This episode is an hour long, so I’ll link the first two installments here and put the rest up with commentary over the weekend. This episode is as great as all the others, with perhaps its peak arriving at the discussion of Ray’s shooting technique and the feature on Glen Davis. What a consistently involving show this was. All expectations met and exceeded. But don’t let it distract you from the other great stuff that’s gone up today!
The first five minutes: The tone taken by Doc and the players in discussing the Perk trade is, pardon my language, bananas. They act like it was some kind of inevitable natural disaster that they have to rebound from. Doc: “We traded a player, but we traded one of our family members. You just don’t get by that. You don’t just wipe that away and go play basketball.” Replace the first sentence with “a volcano destroyed our practice facility” or “Von Wafer’s dog was run over” and then it kind of makes sense. But this trade did not just happen to the team out of nowhere! THIS. WAS. VOLUNTARY. What does it say about the trade that nobody has anything to say about how it’s going to help, just how difficult it’s going to be to “get by”? You shouldn’t have to “get by” a thing your basketball operations professionals chose to do!
6:28 – Gotta give it up to Rondo for just talking about two dudes being friends like it’s barely even a thing. He misses going to the mall on road trips with Perkins, and a lesser guy would withhold that information, but not Rajon Rondo. He forces you to confront that and get a little misty over it. He and Perk were FRIENDS, and he wants the world to know. Acknowledge your friends, everyone.
6:55 – This is where Rondo auditions Avery Bradley to be his replacement friend now that Perk is gone. It does not go well. Rondo makes the effort to wear a cotton kimono with breast pockets, but Bradley just throws on a t-shirt and orders up a bunch of Shirley Temps (note the empty husks of Shirley Temps past next to his full one). But that’s not the biggest problem. Avery: posture, dude. Get some. When you have a conversation with your friend who is better than you at your job, don’t sit with your face hovering six inches above your food. The guy chats like he dribbles! Nice of the ESPN editors to not include the part of this scene where Bradley gets Nexted by Rondo.
8:10 – I like this story about the entire locker room going nuts in an emotional chain reaction. That’s one of the fun things about everyone on the team being insane. Cassell and Posey hucking chairs at each other, PJ Brown threatening to tan everyone’s backside, Ray just sitting in front of his locker reading “Life of Pi” and shaking his head…that’s the stuff.
11:00 – Riddle time at the Jeff Green house. Jeff’s girlfriend asks “What do you call a pony with a cough?” Jeff’s mom responds with what sounds like “A pony seven,” which, you know, is not a great guess, but thanks for getting involved. When the answer is revealed to be “a little ho(a)rse),” everyone laughs really hard because they’re nervous about being on camera. Then Jeff talks about how he misses Oklahoma City because it was easy to drive there.
13:35 – Ray, still toned like a dang printer cartridge, says he always knows why he missed a shot. “Short, legs…long, I’m aiming it…” That is so awesome. He knows that he’s “right-eye dominant” and works that into his game. I never want to hear anyone else talk about anything ever again. Everyone else, please stop talking so Ray can talk about shooting threes and his childhood.

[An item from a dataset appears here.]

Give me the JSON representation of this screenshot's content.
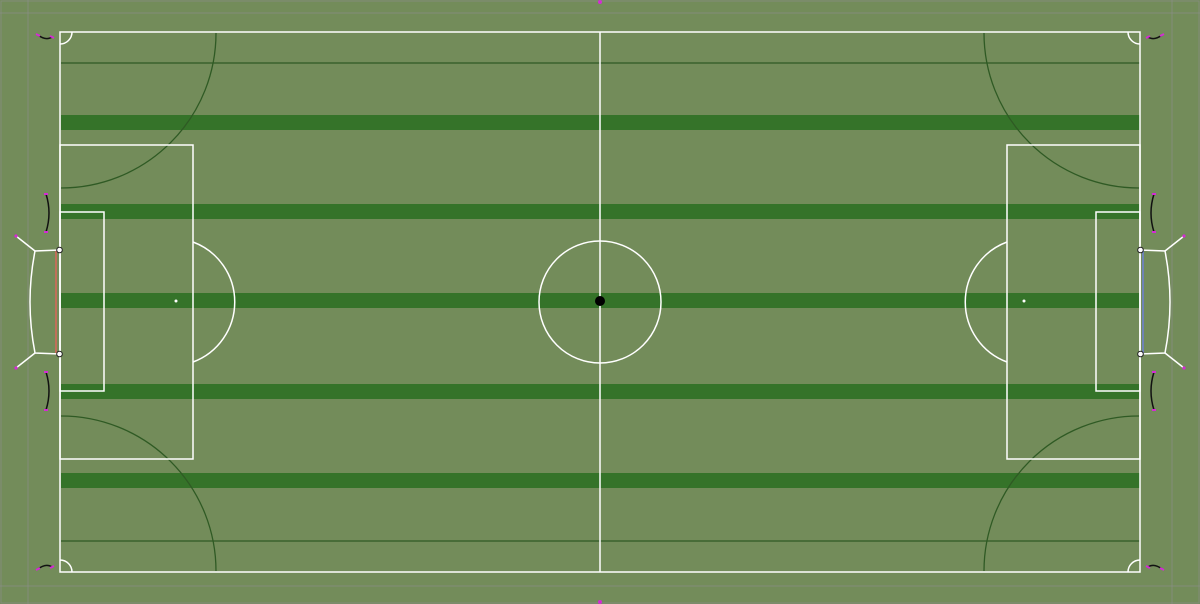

1:55 – Footage from the 1996 NBA Draft. Stern shakes the hands of Kobe, Nash, and Ray in succession, secretly knowing that these are going to one day be one of the ten best players ever, a two-time MVP, and the all-time three-point champion. Seriously, Stern plans all of this stuff.
2:05 – Young Ray Allen looks quite a little like a current Jeff Green. Could that be why Ray took him in as a mentor? I kind of wish Ray would grow his hair out so we could see if it receded.
4:40 – Baby compares his abs, or his absence of abs, to Ray’s 12-pack soda box (the new 12-packs with six rows of two, not that old “three rows of four” nonsense). Then he pretends to eat some salad greens, forgetting that he’s already revealed that he eats spaghetti and pancakes before every game on this very show.
The Davis feature that follows right after that is very sweet, and actually of some value for fans, because lost in the criticisms of Glen Davis’s play is the fact that he is a very good, sensitive guy. I’m not saying anyone should lay off for this reason, but you know, keep it in mind. He really loves being a Celtic.
9:59 – There’s an analogy here about a chicken vs. a pig that is so confusing and illogical that it probably doesn’t bear repeating here. It’s about how pigs sacrifice more than chickens, because chickens just lay eggs but pigs sacrifice “their whole bodies,” so Davis wants to be a pig. Chickens, of course, also sacrifice their whole bodies, but this is the reasoning that led to Glen taking more charges, so just go with it.
12:35 – So if Danny Ainge is willing to appear in this video, why isn’t he talking about the things we want him to talk about?